With their great intellect and flying skills, these Pokémon very successfully act as the Galar region’s airborne taxi service.
So this could be the Pokémon equivalent of a valravn, with its half-bird, half-knight form. Valravn are also said to be able to transform into wolves, but that seems to be an alternative interpretation.
As a quick aside, Valravn also appear in the tabletop RPG Pathfinder under the name Vilderavn. They appear in the fifth bestiary as a type of monster that players could encounter. Looking at the Pathfinder art for the creature, you can see that there’s definitely a resemblance.
There was a Hungarian king in the 1400s, Matthias Corvinus, who is referred to as the “raven king”. However, that is probably unrelated to Corviknight.

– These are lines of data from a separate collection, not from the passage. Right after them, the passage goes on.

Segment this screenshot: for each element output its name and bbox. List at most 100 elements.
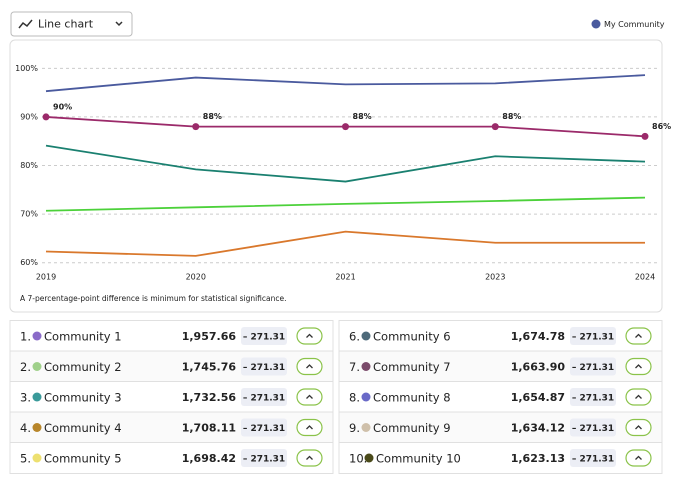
rank: 8. — [349, 391, 360, 405]
community-value: 1,745.76 — [182, 361, 237, 374]
chevron-up — [635, 364, 642, 369]
data-label: 88% — [502, 112, 521, 121]
expand-button[interactable] — [625, 388, 652, 406]
series-line — [45, 74, 646, 93]
community-row: 4. Community 4 1,708.11 – 271.31 — [9, 411, 334, 444]
community-value: 1,634.12 — [511, 422, 565, 435]
community-dot — [361, 362, 371, 371]
rank: 4. — [20, 421, 31, 435]
delta: – 271.31 — [243, 363, 285, 373]
delta-pill — [570, 449, 616, 467]
community-name: Community 10 — [376, 452, 461, 466]
y-tick-label: 60% — [20, 258, 38, 267]
rank: 3. — [20, 391, 31, 405]
delta-pill — [241, 357, 287, 376]
x-tick-label: 2021 — [335, 273, 355, 282]
community-row: 3. Community 3 1,732.56 – 271.31 — [9, 381, 334, 413]
dropdown-box[interactable] — [10, 11, 133, 37]
rank: 9. — [349, 421, 360, 435]
expand-button[interactable] — [296, 418, 323, 437]
community-value: 1,623.13 — [511, 452, 565, 465]
delta: – 271.31 — [243, 394, 285, 404]
chevron-up — [306, 333, 313, 338]
point — [342, 123, 349, 131]
expand-button[interactable] — [296, 449, 323, 467]
community-row: 2. Community 2 1,745.76 – 271.31 — [9, 350, 334, 383]
data-label: 88% — [203, 112, 222, 121]
chevron-up — [306, 394, 313, 399]
expand-button[interactable] — [625, 449, 652, 467]
delta-pill — [241, 449, 287, 467]
dropdown-label[interactable]: Line chart — [38, 18, 94, 31]
series-line — [45, 144, 646, 183]
expand-button[interactable] — [625, 357, 652, 376]
delta-pill — [570, 388, 616, 406]
community-name: Community 6 — [373, 330, 451, 344]
community-name: Community 8 — [373, 391, 451, 405]
chevron-up — [635, 394, 642, 399]
rank: 6. — [349, 330, 360, 344]
y-tick-label: 70% — [20, 210, 38, 219]
community-row: 6. Community 6 1,674.78 – 271.31 — [338, 320, 663, 352]
community-row: 8. Community 8 1,654.87 – 271.31 — [338, 381, 663, 413]
data-label: 90% — [53, 102, 72, 111]
delta: – 271.31 — [243, 424, 285, 434]
delta: – 271.31 — [572, 333, 614, 343]
community-row: 7. Community 7 1,663.90 – 271.31 — [338, 350, 663, 383]
community-dot — [364, 453, 374, 463]
community-name: Community 4 — [44, 421, 122, 435]
point — [42, 113, 50, 121]
series-line — [45, 230, 645, 257]
y-tick-label: 80% — [20, 161, 38, 170]
expand-button[interactable] — [625, 418, 652, 437]
chevron-up — [306, 425, 313, 430]
delta: – 271.31 — [572, 363, 614, 373]
rank: 2. — [20, 360, 31, 374]
community-dot — [32, 453, 42, 463]
expand-button[interactable] — [296, 388, 323, 406]
chevron-icon — [115, 21, 123, 27]
chevron-up — [635, 425, 642, 430]
expand-button[interactable] — [625, 327, 652, 345]
expand-button[interactable] — [296, 357, 323, 376]
community-row: 9. Community 9 1,634.12 – 271.31 — [338, 411, 663, 444]
x-tick-label: 2019 — [36, 273, 56, 282]
chevron-up — [306, 455, 313, 460]
line-icon — [18, 19, 33, 29]
community-name: Community 1 — [44, 330, 122, 344]
chart-card — [9, 39, 663, 313]
community-row: 10. Community 10 1,623.13 – 271.31 — [338, 442, 663, 474]
community-name: Community 3 — [44, 391, 122, 405]
delta: – 271.31 — [572, 394, 614, 404]
rank: 10. — [349, 452, 367, 466]
rank: 7. — [349, 360, 360, 374]
community-dot — [32, 331, 42, 341]
community-name: Community 9 — [373, 421, 451, 435]
community-value: 1,654.87 — [511, 391, 565, 404]
community-dot — [32, 362, 42, 371]
legend-marker — [591, 19, 601, 29]
chevron-up — [306, 364, 313, 369]
community-value: 1,663.90 — [511, 361, 566, 374]
community-value: 1,708.11 — [182, 422, 236, 435]
rank: 5. — [20, 452, 31, 466]
expand-button[interactable] — [296, 327, 323, 345]
delta-pill — [241, 388, 287, 406]
x-tick-label: 2023 — [485, 273, 505, 282]
delta: – 271.31 — [572, 455, 614, 465]
community-value: 1,674.78 — [511, 330, 565, 343]
dropdown[interactable]: Line chart — [10, 11, 133, 37]
community-dot — [361, 392, 371, 402]
series-line — [45, 196, 646, 212]
delta: – 271.31 — [243, 455, 285, 465]
data-label: 86% — [652, 122, 671, 131]
community-dot — [32, 392, 42, 402]
delta: – 271.31 — [572, 424, 614, 434]
y-tick-label: 100% — [15, 64, 38, 73]
community-dot — [32, 423, 42, 432]
delta-pill — [241, 418, 287, 437]
community-row: 1. Community 1 1,957.66 – 271.31 — [9, 320, 334, 352]
chart-note: A 7-percentage-point difference is minim… — [20, 294, 286, 303]
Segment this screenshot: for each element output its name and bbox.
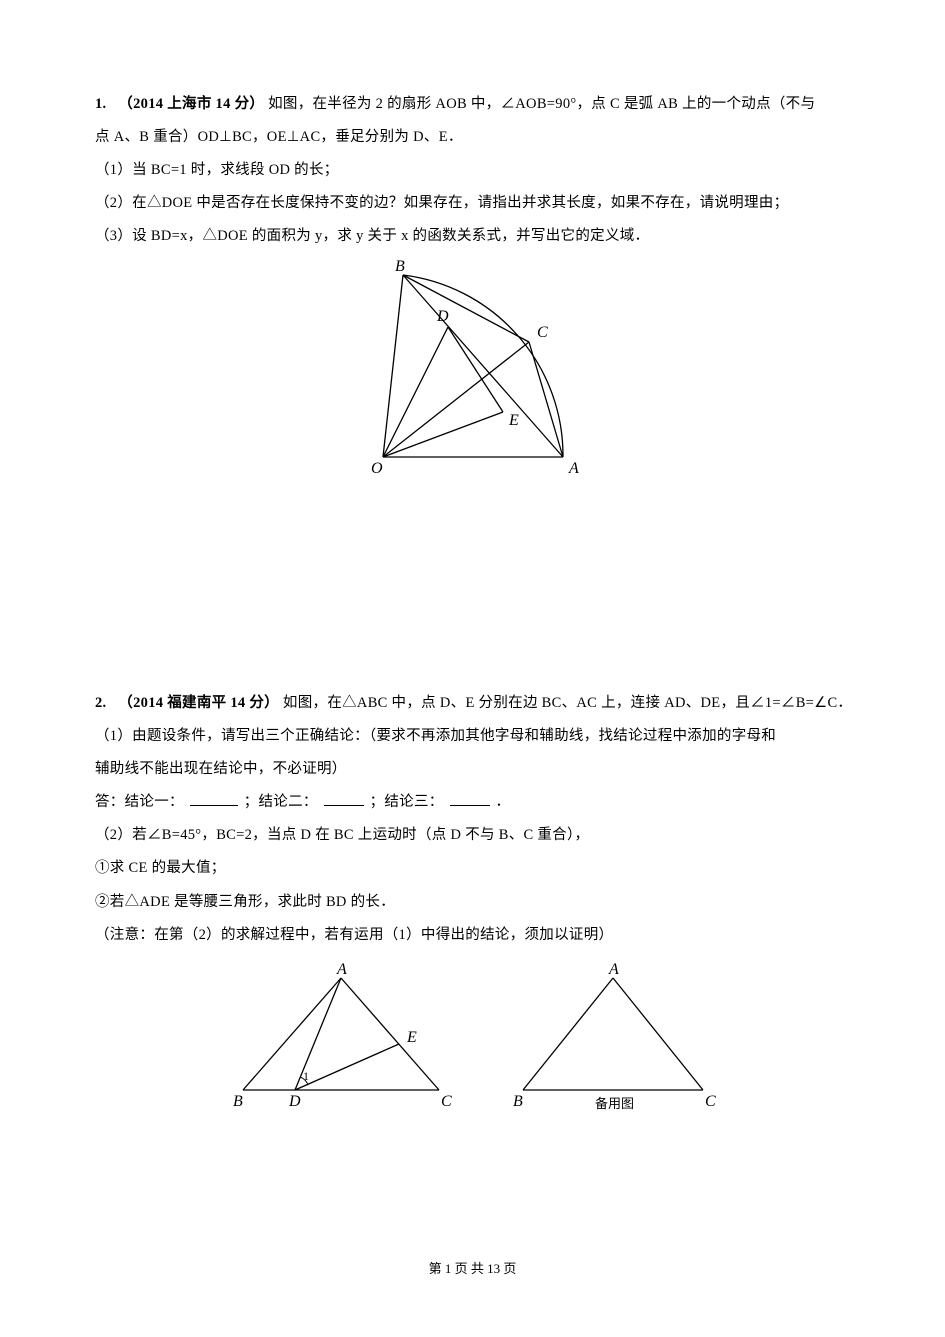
q1-part2: （2）在△DOE 中是否存在长度保持不变的边？如果存在，请指出并求其长度，如果不… <box>95 187 850 220</box>
q2-p1b-text: 辅助线不能出现在结论中，不必证明） <box>95 761 347 777</box>
svg-text:E: E <box>508 412 519 429</box>
page: 1. （2014 上海市 14 分） 如图，在半径为 2 的扇形 AOB 中，∠… <box>0 0 945 1337</box>
q2-p2a: ①求 CE 的最大值； <box>95 852 850 885</box>
svg-text:E: E <box>406 1029 417 1046</box>
q1-p2-text: （2）在△DOE 中是否存在长度保持不变的边？如果存在，请指出并求其长度，如果不… <box>95 195 788 211</box>
q2-diagram-2: A B C 备用图 <box>503 960 723 1120</box>
svg-text:D: D <box>436 308 449 325</box>
page-footer: 第 1 页 共 13 页 <box>0 1258 945 1277</box>
q1-diagram: O A B C D E <box>343 257 603 477</box>
svg-text:A: A <box>336 961 347 978</box>
svg-text:1: 1 <box>303 1069 309 1083</box>
footer-prefix: 第 <box>429 1261 445 1276</box>
q1-stem-2: 点 A、B 重合）OD⊥BC，OE⊥AC，垂足分别为 D、E． <box>95 129 463 145</box>
q2-p2a-text: ①求 CE 的最大值； <box>95 860 226 876</box>
svg-text:C: C <box>537 324 548 341</box>
q1-figure-wrap: O A B C D E <box>95 257 850 477</box>
q2-number: 2. <box>95 695 106 711</box>
svg-text:C: C <box>705 1093 716 1110</box>
q2-note: （注意：在第（2）的求解过程中，若有运用（1）中得出的结论，须加以证明） <box>95 919 850 952</box>
svg-text:B: B <box>233 1093 243 1110</box>
q2-ans-end: ． <box>495 794 510 810</box>
q2-p1a-text: （1）由题设条件，请写出三个正确结论：（要求不再添加其他字母和辅助线，找结论过程… <box>95 728 776 744</box>
q1-p1-text: （1）当 BC=1 时，求线段 OD 的长； <box>95 162 339 178</box>
footer-mid: 页 共 <box>455 1261 488 1276</box>
svg-text:B: B <box>395 258 405 275</box>
svg-text:D: D <box>288 1093 301 1110</box>
blank-3 <box>450 789 490 806</box>
q2-diagram-1: 1 A B C D E <box>223 960 463 1115</box>
blank-1 <box>190 789 238 806</box>
svg-text:A: A <box>608 961 619 978</box>
q1-number: 1. <box>95 96 106 112</box>
svg-text:A: A <box>568 460 579 477</box>
q2-p2b-text: ②若△ADE 是等腰三角形，求此时 BD 的长． <box>95 894 395 910</box>
svg-text:O: O <box>371 460 383 477</box>
q1-stem-1: 如图，在半径为 2 的扇形 AOB 中，∠AOB=90°，点 C 是弧 AB 上… <box>268 96 815 112</box>
blank-2 <box>324 789 364 806</box>
footer-suffix: 页 <box>503 1261 516 1276</box>
q1-p3-text: （3）设 BD=x，△DOE 的面积为 y，求 y 关于 x 的函数关系式，并写… <box>95 228 649 244</box>
q1-line1: 1. （2014 上海市 14 分） 如图，在半径为 2 的扇形 AOB 中，∠… <box>95 88 850 121</box>
q2-source: （2014 福建南平 14 分） <box>118 695 279 711</box>
q2-p1a: （1）由题设条件，请写出三个正确结论：（要求不再添加其他字母和辅助线，找结论过程… <box>95 720 850 753</box>
q2-answers: 答：结论一： ；结论二： ；结论三： ． <box>95 786 850 819</box>
q2-p2: （2）若∠B=45°，BC=2，当点 D 在 BC 上运动时（点 D 不与 B、… <box>95 819 850 852</box>
q1-source: （2014 上海市 14 分） <box>118 96 264 112</box>
q2-line1: 2. （2014 福建南平 14 分） 如图，在△ABC 中，点 D、E 分别在… <box>95 687 850 720</box>
q1-part3: （3）设 BD=x，△DOE 的面积为 y，求 y 关于 x 的函数关系式，并写… <box>95 220 850 253</box>
q2-note-text: （注意：在第（2）的求解过程中，若有运用（1）中得出的结论，须加以证明） <box>95 927 613 943</box>
svg-text:C: C <box>441 1093 452 1110</box>
q2-stem: 如图，在△ABC 中，点 D、E 分别在边 BC、AC 上，连接 AD、DE，且… <box>283 695 852 711</box>
q2-figure-row: 1 A B C D E A B C 备用图 <box>95 960 850 1120</box>
spacer <box>95 477 850 687</box>
q2-p2b: ②若△ADE 是等腰三角形，求此时 BD 的长． <box>95 886 850 919</box>
q2-ans-mid1: ；结论二： <box>244 794 318 810</box>
svg-text:B: B <box>513 1093 523 1110</box>
q2-ans-lead: 答：结论一： <box>95 794 184 810</box>
q2-ans-mid2: ；结论三： <box>370 794 444 810</box>
q2-p1b: 辅助线不能出现在结论中，不必证明） <box>95 753 850 786</box>
footer-total: 13 <box>487 1261 500 1276</box>
svg-text:备用图: 备用图 <box>595 1096 634 1111</box>
q1-part1: （1）当 BC=1 时，求线段 OD 的长； <box>95 154 850 187</box>
q1-line2: 点 A、B 重合）OD⊥BC，OE⊥AC，垂足分别为 D、E． <box>95 121 850 154</box>
footer-current: 1 <box>445 1261 452 1276</box>
q2-p2-text: （2）若∠B=45°，BC=2，当点 D 在 BC 上运动时（点 D 不与 B、… <box>95 827 589 843</box>
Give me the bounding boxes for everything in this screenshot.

Corviknight plays a key role in the Galarian economy by allowing one to fast travel to various cities and locations in the region through a flying taxi. However this seems to be a specific skill that they need to be trained to learn, as one’s own Corviknight is unable to do that.
In Corviknight’s Gigantamax form, its wingspan grows dramatically and it starts to glow a reddish hue. Its glowing feathers appear to be detachable and used for attacks similar to throwing daggers or stars.
Imbued with Gigantamax energy, its wings can whip up winds more forceful than any a hurricane could muster. The gusts blow everything away.
The eight feathers on its back are called blade birds, and they can launch off its body to attack foes independently.
Ravens are a common bird in Great Britain, part of the kingdom’s history, mythos, and environment. As such it is the perfect basis for the region’s primary bird Pokémon.